Optical properties of proteins and protein adsorption study

Haemocompatibility is one of the most important properties, together with the tissue compatibility, corrosion and wear resistance that determine the biocompatibility of the artificial implants. Carbon-based thin films, such as amorphous carbon and amorphous hydrogenated diamond-like carbon (a-C:H or DLC) are considered as excellent candidates in order to be used as biocompatible coatings on biomedical implants. The aim of this work is to develop a methodology in order to study the protein adsorption phenomenon on thin films and to explore the optical properties of two basic blood plasma proteins, human serum albumin (HSA) and fibrinogen (Fib) and their adsorption mechanisms on amorphous hydrogenated carbon (a-C:H) thin films.
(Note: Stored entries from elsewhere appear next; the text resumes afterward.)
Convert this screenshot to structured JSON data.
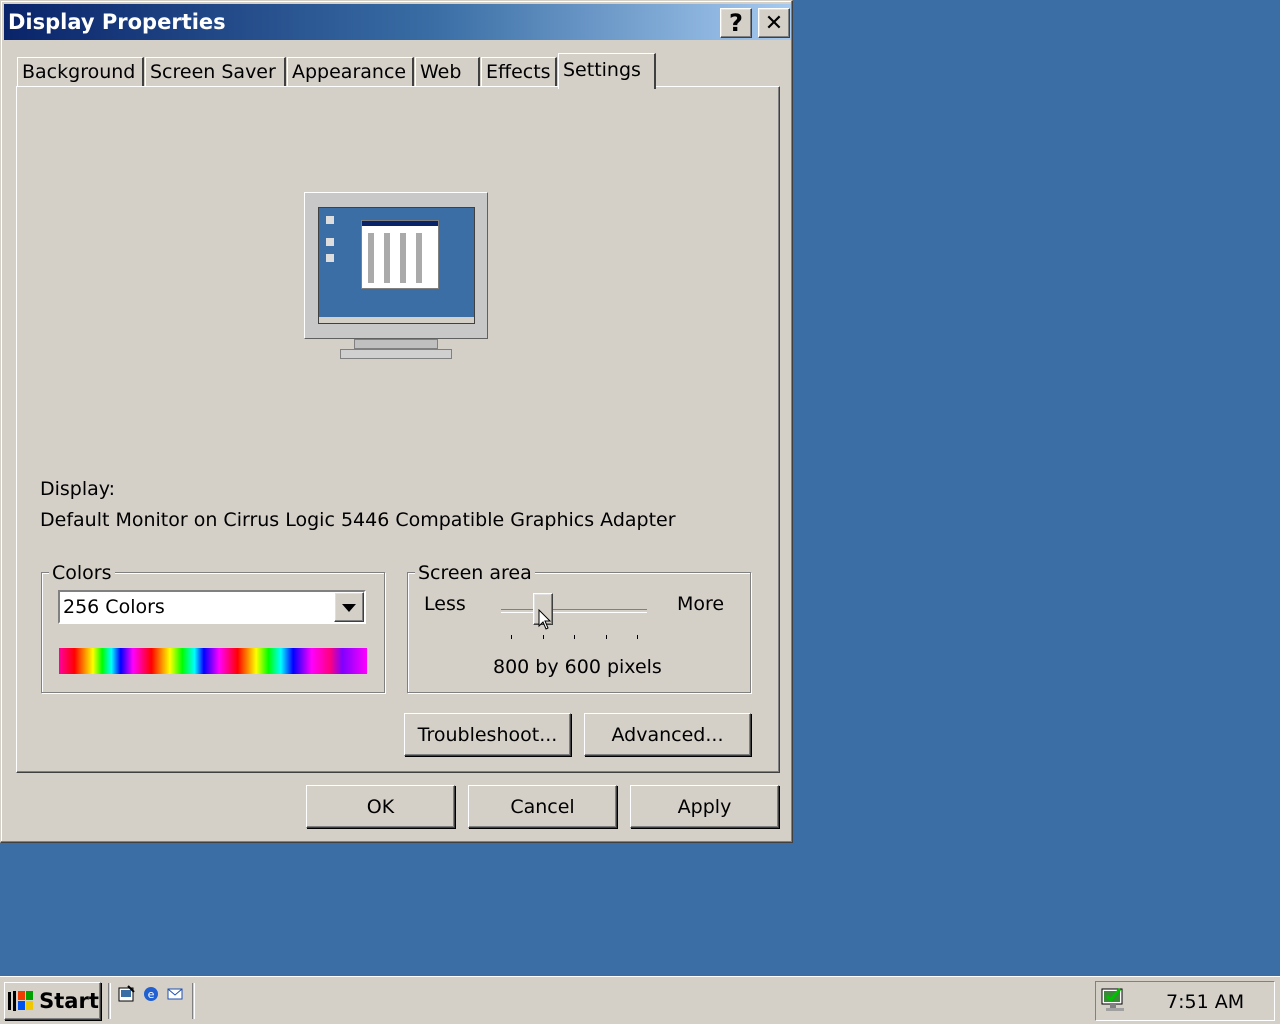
{
  "window": {
    "title": "Display Properties",
    "help_button": "?",
    "close_button": "✕"
  },
  "tabs": [
    {
      "label": "Background"
    },
    {
      "label": "Screen Saver"
    },
    {
      "label": "Appearance"
    },
    {
      "label": "Web"
    },
    {
      "label": "Effects"
    },
    {
      "label": "Settings",
      "active": true
    }
  ],
  "settings": {
    "display_label": "Display:",
    "display_value": "Default Monitor on Cirrus Logic 5446 Compatible Graphics Adapter",
    "colors": {
      "group_label": "Colors",
      "selected": "256 Colors"
    },
    "screen_area": {
      "group_label": "Screen area",
      "less_label": "Less",
      "more_label": "More",
      "resolution": "800 by 600 pixels",
      "slider_position": 1,
      "slider_steps": 5
    },
    "troubleshoot_label": "Troubleshoot...",
    "advanced_label": "Advanced..."
  },
  "footer": {
    "ok_label": "OK",
    "cancel_label": "Cancel",
    "apply_label": "Apply"
  },
  "taskbar": {
    "start_label": "Start",
    "quick_launch": [
      "show-desktop-icon",
      "internet-explorer-icon",
      "outlook-express-icon"
    ],
    "clock": "7:51 AM"
  },
  "colors": {
    "desktop": "#3a6ea5",
    "face": "#d4d0c8",
    "title_active": "#0a246a"
  }
}
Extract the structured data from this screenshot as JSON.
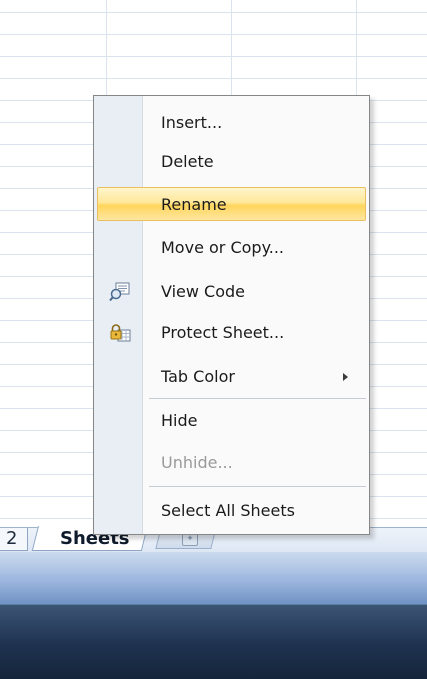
{
  "spreadsheet": {
    "prev_sheet_tab_label": "2",
    "active_sheet_tab_label": "Sheets"
  },
  "context_menu": {
    "items": [
      {
        "label": "Insert...",
        "enabled": true
      },
      {
        "label": "Delete",
        "enabled": true
      },
      {
        "label": "Rename",
        "enabled": true,
        "highlighted": true
      },
      {
        "label": "Move or Copy...",
        "enabled": true
      },
      {
        "label": "View Code",
        "enabled": true,
        "icon": "view-code-icon"
      },
      {
        "label": "Protect Sheet...",
        "enabled": true,
        "icon": "protect-sheet-icon"
      },
      {
        "label": "Tab Color",
        "enabled": true,
        "has_submenu": true
      },
      {
        "label": "Hide",
        "enabled": true
      },
      {
        "label": "Unhide...",
        "enabled": false
      },
      {
        "label": "Select All Sheets",
        "enabled": true
      }
    ]
  },
  "colors": {
    "highlight": "#ffe89a",
    "menu_background": "#fafafa",
    "gutter": "#e9eef4",
    "disabled_text": "#9a9a9a"
  }
}
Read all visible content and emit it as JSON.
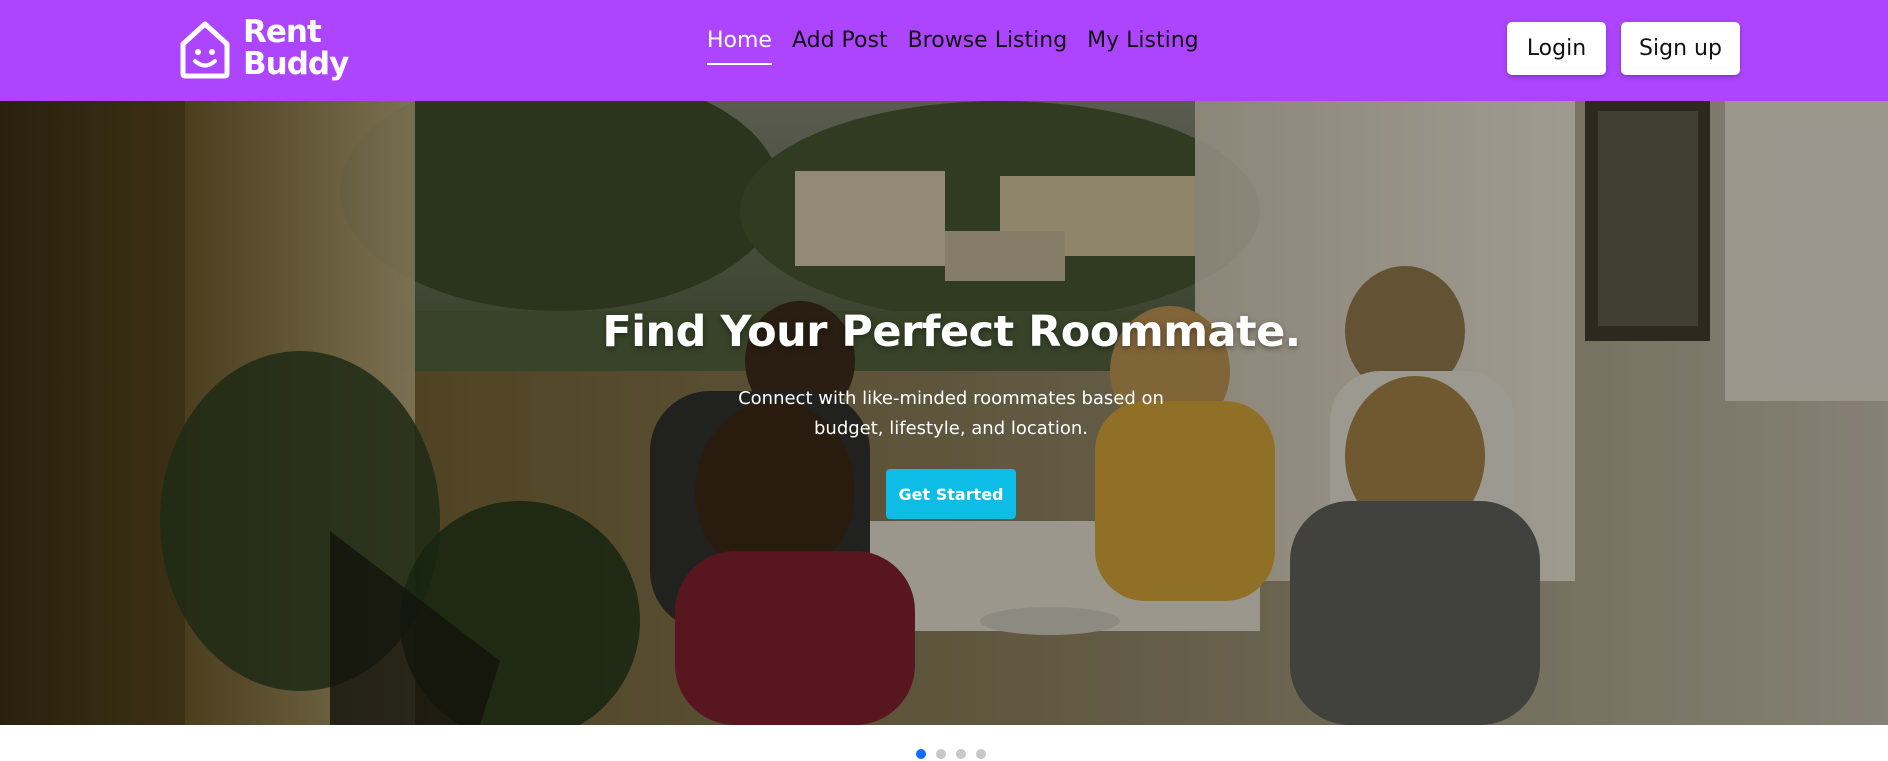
{
  "brand": {
    "line1": "Rent",
    "line2": "Buddy",
    "color": "#ad45ff"
  },
  "nav": {
    "items": [
      {
        "label": "Home",
        "active": true
      },
      {
        "label": "Add Post",
        "active": false
      },
      {
        "label": "Browse Listing",
        "active": false
      },
      {
        "label": "My Listing",
        "active": false
      }
    ]
  },
  "auth": {
    "login_label": "Login",
    "signup_label": "Sign up"
  },
  "hero": {
    "title": "Find Your Perfect Roommate.",
    "subtitle": "Connect with like-minded roommates based on budget, lifestyle, and location.",
    "cta_label": "Get Started",
    "cta_color": "#0dbde6"
  },
  "carousel": {
    "slide_count": 4,
    "active_index": 0
  }
}
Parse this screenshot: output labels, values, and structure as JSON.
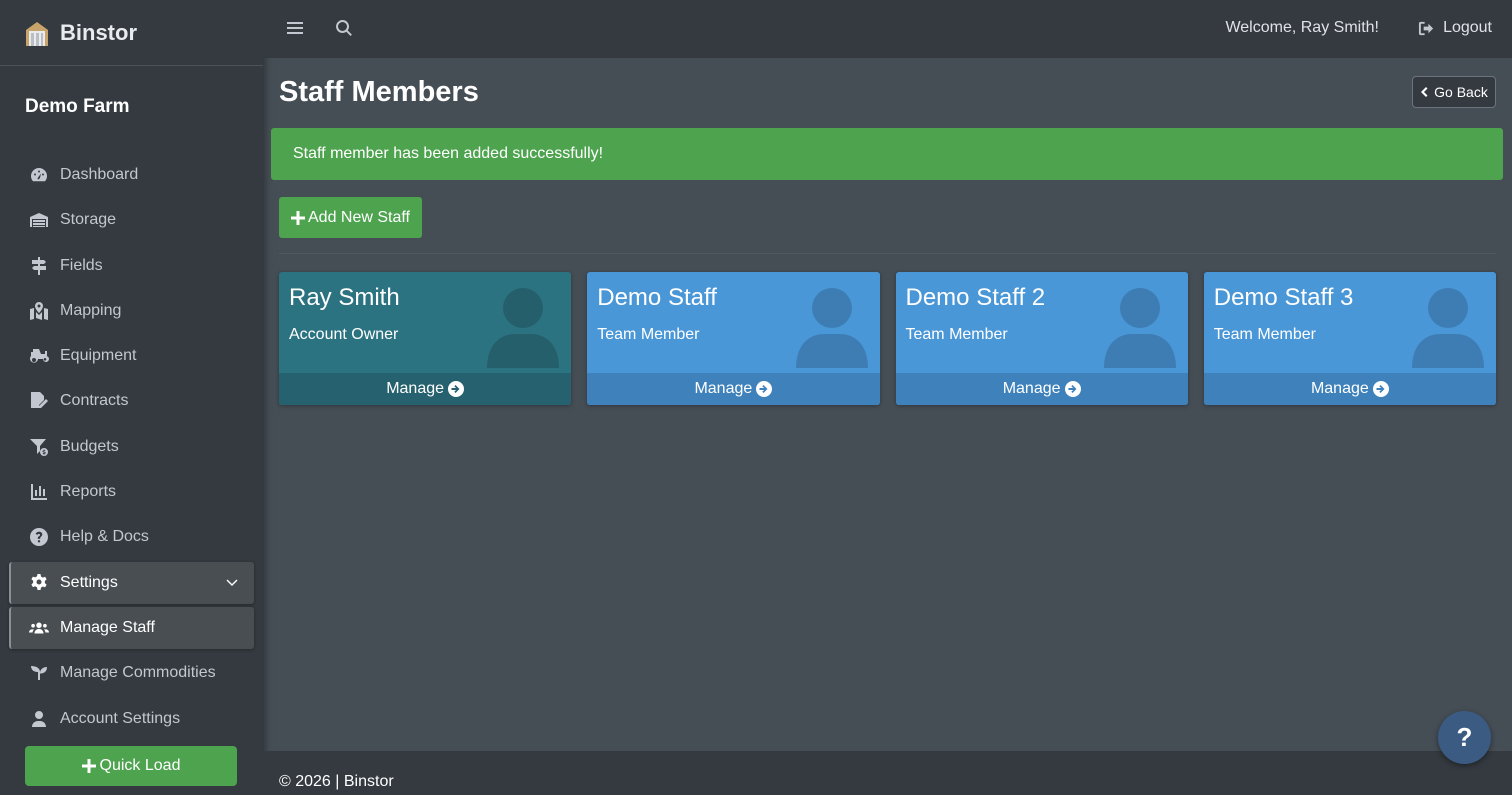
{
  "brand": {
    "name": "Binstor",
    "logo_icon": "barn-silo-icon"
  },
  "sidebar": {
    "farm_name": "Demo Farm",
    "items": [
      {
        "label": "Dashboard",
        "icon": "tachometer-icon"
      },
      {
        "label": "Storage",
        "icon": "warehouse-icon"
      },
      {
        "label": "Fields",
        "icon": "signpost-icon"
      },
      {
        "label": "Mapping",
        "icon": "map-marked-icon"
      },
      {
        "label": "Equipment",
        "icon": "tractor-icon"
      },
      {
        "label": "Contracts",
        "icon": "file-signature-icon"
      },
      {
        "label": "Budgets",
        "icon": "funnel-dollar-icon"
      },
      {
        "label": "Reports",
        "icon": "chart-bar-icon"
      },
      {
        "label": "Help & Docs",
        "icon": "question-circle-icon"
      },
      {
        "label": "Settings",
        "icon": "gear-icon"
      },
      {
        "label": "Manage Staff",
        "icon": "users-icon"
      },
      {
        "label": "Manage Commodities",
        "icon": "seedling-icon"
      },
      {
        "label": "Account Settings",
        "icon": "user-icon"
      }
    ],
    "active": [
      "Settings",
      "Manage Staff"
    ],
    "quick_load_label": "Quick Load"
  },
  "header": {
    "welcome": "Welcome, Ray Smith!",
    "logout_label": "Logout"
  },
  "main": {
    "title": "Staff Members",
    "go_back_label": "Go Back",
    "alert": "Staff member has been added successfully!",
    "add_staff_label": "Add New Staff",
    "staff": [
      {
        "name": "Ray Smith",
        "role": "Account Owner",
        "manage_label": "Manage"
      },
      {
        "name": "Demo Staff",
        "role": "Team Member",
        "manage_label": "Manage"
      },
      {
        "name": "Demo Staff 2",
        "role": "Team Member",
        "manage_label": "Manage"
      },
      {
        "name": "Demo Staff 3",
        "role": "Team Member",
        "manage_label": "Manage"
      }
    ]
  },
  "footer": {
    "text": "© 2026 | Binstor"
  },
  "help_fab": {
    "label": "?"
  },
  "colors": {
    "success": "#4ea34f",
    "owner_card": "#2c7382",
    "member_card": "#4a97d8",
    "sidebar": "#343a40",
    "content": "#454d55"
  }
}
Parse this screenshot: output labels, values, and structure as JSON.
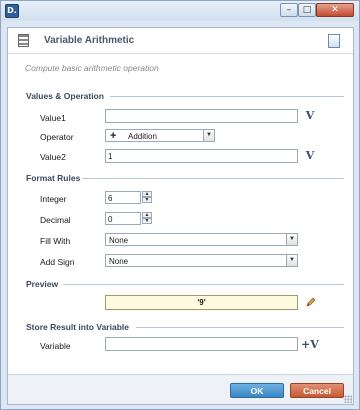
{
  "window": {
    "app_icon_letter": "D."
  },
  "window_controls": {
    "minimize": "–",
    "maximize": "□",
    "close": "✕"
  },
  "header": {
    "title": "Variable Arithmetic",
    "icon": "calculator-icon",
    "help_icon": "notes-icon"
  },
  "subtitle": "Compute basic arithmetic operation",
  "sections": {
    "values": "Values & Operation",
    "format": "Format Rules",
    "preview": "Preview",
    "store": "Store Result into Variable"
  },
  "values": {
    "value1_label": "Value1",
    "value1": "",
    "operator_label": "Operator",
    "operator_symbol": "+",
    "operator": "Addition",
    "value2_label": "Value2",
    "value2": "1",
    "variable_button": "V"
  },
  "format": {
    "integer_label": "Integer",
    "integer": "6",
    "decimal_label": "Decimal",
    "decimal": "0",
    "fill_label": "Fill With",
    "fill": "None",
    "sign_label": "Add Sign",
    "sign": "None"
  },
  "preview": {
    "value": "'9'"
  },
  "store": {
    "variable_label": "Variable",
    "variable": "",
    "assign_button": "+V"
  },
  "buttons": {
    "ok": "OK",
    "cancel": "Cancel"
  }
}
Two techniques advantageous for the study of biological samples are used: Vis–UV spectroscopic ellipsometry (SE) and atomic force microscopy (AFM).a-C:H Films are grown with rf reactive magnetron sputtering. Static and real-time SE measurements are made. In the energy range of Vis–UV, proteins are almost transparent, while they present an absorption peak at higher energies. Different protein adsorption behaviour is observed on amorphous hydrogenated carbon films deposited under different conditions. This is probably due to their different surface structure, composition and topography of the surface and its interaction with the protein molecule. Adsorption phenomenon is studied through AFM technique as well. AFM results are in accordance with those derived by SE. The combination of the two techniques provides us a more accurate description of protein adsorption mechanisms.